Prior to analysis, task-related functional images were slice-time corrected using the first slice as a reference, and motion corrected via spatial realignment (2nd-degree B-spline) of all images to a mean image after alignment to the first image of each run. Images were then spatially normalized using unified segmentation and normalization, via the NewSegment routine in SPM, into a standard stereotactic space (Montreal Neurological Institute, MNI template), resampled into 2mm isotropic voxels, and smoothed with a 6mm full-width-half-maximum Gaussian kernel. A high-pass filter (128s cutoff) was applied to remove low-frequency signal drift. Runs were removed if they had a total rotational plus translational displacement of 1mm or a mean BOLD signal > 3 standard deviations from the norm, using the ART (artifact detection) tool in Nipype. Two subjects were excluded from final analysis because due to movement; another was excluded because their mean BOLD signal for each run was > 3 standard deviations above the group mean.

Behavioral Analyses

We used linear mixed model analyses in SPSS 24 to examine the impact of congruency condition on performance (reaction time) and its interaction with psychopathy and externalizing.

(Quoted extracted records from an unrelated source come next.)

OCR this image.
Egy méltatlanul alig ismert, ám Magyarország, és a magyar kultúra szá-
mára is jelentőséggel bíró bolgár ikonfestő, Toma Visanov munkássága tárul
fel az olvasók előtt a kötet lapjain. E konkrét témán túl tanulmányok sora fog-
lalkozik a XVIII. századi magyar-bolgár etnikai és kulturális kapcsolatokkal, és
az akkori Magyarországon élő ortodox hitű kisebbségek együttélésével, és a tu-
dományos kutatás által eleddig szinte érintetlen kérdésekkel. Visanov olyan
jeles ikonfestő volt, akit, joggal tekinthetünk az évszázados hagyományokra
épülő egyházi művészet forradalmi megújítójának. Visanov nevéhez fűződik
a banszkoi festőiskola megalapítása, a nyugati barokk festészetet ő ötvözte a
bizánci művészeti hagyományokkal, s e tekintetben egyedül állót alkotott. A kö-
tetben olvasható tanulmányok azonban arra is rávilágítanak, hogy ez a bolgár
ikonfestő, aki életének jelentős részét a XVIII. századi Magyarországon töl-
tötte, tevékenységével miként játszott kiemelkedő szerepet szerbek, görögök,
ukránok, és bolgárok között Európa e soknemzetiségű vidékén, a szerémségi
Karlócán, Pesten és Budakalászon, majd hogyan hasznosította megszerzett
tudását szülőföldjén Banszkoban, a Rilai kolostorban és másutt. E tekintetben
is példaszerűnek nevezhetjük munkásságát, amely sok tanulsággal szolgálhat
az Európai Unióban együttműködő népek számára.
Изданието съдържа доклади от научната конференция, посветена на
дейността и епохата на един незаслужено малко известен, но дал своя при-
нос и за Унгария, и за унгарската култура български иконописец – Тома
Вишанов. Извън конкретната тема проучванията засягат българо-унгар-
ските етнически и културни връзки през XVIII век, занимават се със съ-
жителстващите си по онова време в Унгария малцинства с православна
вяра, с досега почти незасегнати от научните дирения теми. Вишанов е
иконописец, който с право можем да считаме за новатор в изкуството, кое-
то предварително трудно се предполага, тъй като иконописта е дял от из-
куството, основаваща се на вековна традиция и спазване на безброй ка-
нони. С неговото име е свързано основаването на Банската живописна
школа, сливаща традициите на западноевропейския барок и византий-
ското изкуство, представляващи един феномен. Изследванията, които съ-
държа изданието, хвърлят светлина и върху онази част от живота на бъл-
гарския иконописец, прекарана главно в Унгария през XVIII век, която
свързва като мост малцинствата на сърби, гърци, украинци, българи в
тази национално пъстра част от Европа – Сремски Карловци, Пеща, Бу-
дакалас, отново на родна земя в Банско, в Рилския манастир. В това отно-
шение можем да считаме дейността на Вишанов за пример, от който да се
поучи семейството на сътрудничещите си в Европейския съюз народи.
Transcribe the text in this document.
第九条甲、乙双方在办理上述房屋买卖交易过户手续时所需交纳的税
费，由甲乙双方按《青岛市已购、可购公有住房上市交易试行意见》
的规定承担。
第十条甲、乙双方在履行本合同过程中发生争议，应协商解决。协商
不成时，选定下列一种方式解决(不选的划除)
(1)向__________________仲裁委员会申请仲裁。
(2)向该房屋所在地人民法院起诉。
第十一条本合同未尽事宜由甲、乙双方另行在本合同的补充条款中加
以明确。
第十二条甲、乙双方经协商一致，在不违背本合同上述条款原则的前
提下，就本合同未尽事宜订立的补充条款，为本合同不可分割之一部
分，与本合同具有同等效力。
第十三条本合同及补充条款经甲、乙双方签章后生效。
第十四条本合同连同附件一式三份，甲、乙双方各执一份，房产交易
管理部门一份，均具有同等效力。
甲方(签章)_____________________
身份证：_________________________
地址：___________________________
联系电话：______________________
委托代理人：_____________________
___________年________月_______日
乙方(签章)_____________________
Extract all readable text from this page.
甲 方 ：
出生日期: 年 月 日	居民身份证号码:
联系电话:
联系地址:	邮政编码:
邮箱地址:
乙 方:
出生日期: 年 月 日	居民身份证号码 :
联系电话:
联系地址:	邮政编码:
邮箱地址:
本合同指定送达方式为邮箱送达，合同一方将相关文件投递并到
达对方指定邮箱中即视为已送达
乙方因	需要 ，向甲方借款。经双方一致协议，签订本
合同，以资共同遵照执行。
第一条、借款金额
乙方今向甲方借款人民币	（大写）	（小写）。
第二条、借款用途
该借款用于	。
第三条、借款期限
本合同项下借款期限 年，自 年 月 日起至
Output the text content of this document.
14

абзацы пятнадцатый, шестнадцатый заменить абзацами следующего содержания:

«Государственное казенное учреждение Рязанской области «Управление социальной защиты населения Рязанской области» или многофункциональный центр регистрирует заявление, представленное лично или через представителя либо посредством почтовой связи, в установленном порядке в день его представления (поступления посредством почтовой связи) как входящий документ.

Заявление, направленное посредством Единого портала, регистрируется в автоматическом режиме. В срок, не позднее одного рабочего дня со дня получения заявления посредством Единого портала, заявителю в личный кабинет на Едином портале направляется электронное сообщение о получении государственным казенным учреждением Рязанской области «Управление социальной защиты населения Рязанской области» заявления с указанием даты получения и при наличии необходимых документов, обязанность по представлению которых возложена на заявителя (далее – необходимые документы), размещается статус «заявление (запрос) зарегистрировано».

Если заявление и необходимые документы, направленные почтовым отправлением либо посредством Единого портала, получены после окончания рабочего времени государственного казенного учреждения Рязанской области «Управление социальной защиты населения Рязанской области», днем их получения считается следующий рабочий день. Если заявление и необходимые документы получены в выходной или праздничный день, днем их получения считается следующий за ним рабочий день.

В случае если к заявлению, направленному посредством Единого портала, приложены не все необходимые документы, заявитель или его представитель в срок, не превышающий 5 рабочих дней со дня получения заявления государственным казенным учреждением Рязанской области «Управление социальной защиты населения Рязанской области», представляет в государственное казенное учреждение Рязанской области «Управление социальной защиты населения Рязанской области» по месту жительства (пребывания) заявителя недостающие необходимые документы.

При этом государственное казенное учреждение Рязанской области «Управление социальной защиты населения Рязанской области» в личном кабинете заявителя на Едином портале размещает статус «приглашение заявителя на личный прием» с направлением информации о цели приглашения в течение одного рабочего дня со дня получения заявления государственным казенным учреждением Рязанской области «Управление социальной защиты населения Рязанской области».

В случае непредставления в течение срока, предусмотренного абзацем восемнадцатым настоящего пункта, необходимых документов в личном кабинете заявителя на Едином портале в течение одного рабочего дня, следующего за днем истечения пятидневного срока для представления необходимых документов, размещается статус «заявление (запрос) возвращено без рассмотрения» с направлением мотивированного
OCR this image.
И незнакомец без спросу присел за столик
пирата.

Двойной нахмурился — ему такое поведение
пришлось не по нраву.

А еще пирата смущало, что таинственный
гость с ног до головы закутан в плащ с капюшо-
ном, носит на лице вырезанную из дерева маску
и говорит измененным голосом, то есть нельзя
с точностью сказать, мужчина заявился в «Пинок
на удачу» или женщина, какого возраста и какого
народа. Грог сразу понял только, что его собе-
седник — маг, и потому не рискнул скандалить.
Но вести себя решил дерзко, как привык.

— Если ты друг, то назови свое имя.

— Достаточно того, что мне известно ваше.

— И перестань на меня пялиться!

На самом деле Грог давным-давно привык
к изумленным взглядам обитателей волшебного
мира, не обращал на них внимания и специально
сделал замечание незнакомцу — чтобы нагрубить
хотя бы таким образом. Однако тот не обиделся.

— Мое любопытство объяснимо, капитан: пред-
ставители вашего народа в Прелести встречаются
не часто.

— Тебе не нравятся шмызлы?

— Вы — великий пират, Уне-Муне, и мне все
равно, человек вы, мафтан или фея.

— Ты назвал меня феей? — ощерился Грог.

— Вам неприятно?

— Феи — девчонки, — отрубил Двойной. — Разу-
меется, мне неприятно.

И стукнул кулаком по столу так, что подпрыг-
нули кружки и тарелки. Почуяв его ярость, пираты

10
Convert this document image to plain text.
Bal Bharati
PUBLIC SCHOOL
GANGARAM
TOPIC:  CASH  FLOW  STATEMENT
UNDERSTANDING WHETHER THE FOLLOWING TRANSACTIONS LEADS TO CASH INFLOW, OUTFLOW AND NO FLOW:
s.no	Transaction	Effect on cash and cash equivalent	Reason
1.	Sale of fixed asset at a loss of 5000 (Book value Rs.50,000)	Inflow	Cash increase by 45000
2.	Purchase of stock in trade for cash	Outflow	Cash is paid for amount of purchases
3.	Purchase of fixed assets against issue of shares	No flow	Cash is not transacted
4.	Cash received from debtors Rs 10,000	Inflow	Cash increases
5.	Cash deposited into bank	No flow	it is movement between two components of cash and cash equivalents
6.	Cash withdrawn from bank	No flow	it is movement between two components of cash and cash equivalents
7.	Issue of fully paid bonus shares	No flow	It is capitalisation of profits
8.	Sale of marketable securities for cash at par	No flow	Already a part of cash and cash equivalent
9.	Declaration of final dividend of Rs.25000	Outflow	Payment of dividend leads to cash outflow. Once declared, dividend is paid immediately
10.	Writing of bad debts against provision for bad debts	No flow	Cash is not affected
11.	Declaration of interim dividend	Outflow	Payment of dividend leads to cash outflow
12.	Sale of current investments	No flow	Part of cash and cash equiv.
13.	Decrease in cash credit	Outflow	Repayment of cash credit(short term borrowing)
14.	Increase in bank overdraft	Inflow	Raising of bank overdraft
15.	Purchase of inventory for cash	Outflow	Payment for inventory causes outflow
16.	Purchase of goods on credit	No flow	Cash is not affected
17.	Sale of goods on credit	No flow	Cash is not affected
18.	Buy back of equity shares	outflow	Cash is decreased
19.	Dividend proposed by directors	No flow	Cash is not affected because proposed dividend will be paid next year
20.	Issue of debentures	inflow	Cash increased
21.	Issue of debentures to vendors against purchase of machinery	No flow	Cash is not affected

Fixed effect predictors included condition (congruent vs. incongruent), PCL-R scores, ESI scores, age, and ASI scores, along with condition*PCL-R and condition*ESI interaction terms. Reaction times were not normally distributed (skew = 1.47), and so were log-transformed prior to analysis. Subject was treated as a random effect. PCL-R and ESI scores were included in the same model in order capture unique variance associated with psychopathy and externalizing. Robust regression in Stata (RReg) was used to assess relationships between psychopathy, externalizing, and no-go commission error rates. For these analyses, we created an adjusted psychopathy variable by regressing PCL-R, age, and ASI scores against participants’ ESI scores and saving the residuals; adjusted externalizing values was similarly constructed. These residual values capture unique variance in psychopathy after controlling for externalizing (and vice versa), age, and substance abuse history. In addition, we employed robust regression to measure associations between adjusted ESI and PCL-R scores, brain activity, and behavior. For robust regression analyses, we report unstandardized coefficients and 95% confidence intervals (CIs); in addition, we provide effect size estimates derived from the equivalent Ordinary Least Squares (OLS) regression analysis. Age and ASI scores were included as covariates in all robust regression analyses. Multivariate general linear model (GLM) analyses were used to assess relationships between between adjusted ESI and PCL-R scores, brain activity, and neuropsychological variables. Age and ASI scores were included as covariates.

fMRI Analyses: Task Effects

Trial onsets were modeled using a canonical hemodynamic response function (HRF) with a time derivative. All runs of the task were modeled together. The design matrix for our first-level general linear model (GLM) included trial onset regressors for each condition (incongruent, congruent, no-go, neutral), motion parameters estimated from realignment, a regressor specifying motion outlier time points, and a regressor of onsets for error trials. To reveal activity related to IS, we constructed contrasts of the beta weights for incongruent and congruent trials (incon>con); RI effects were visualized by contrasting brain activity during no-go trials with that during congruent trials (no-go > congruent). The inclusion of predictors for each trial type in the GLM permits assessment of IS, controlling for RI (and vice versa). First-level contrasts were created for each subject; the resulting contrast images were entered into a random-effects one-sample t-test at the second-level (i.e. treating participant as a random effect). To control for Type-1 error due to multiple comparisons, we used a cluster-level false discovery rate (FDR) threshold of p < 0.05 in conjunction with a cluster-forming height threshold of t > 3.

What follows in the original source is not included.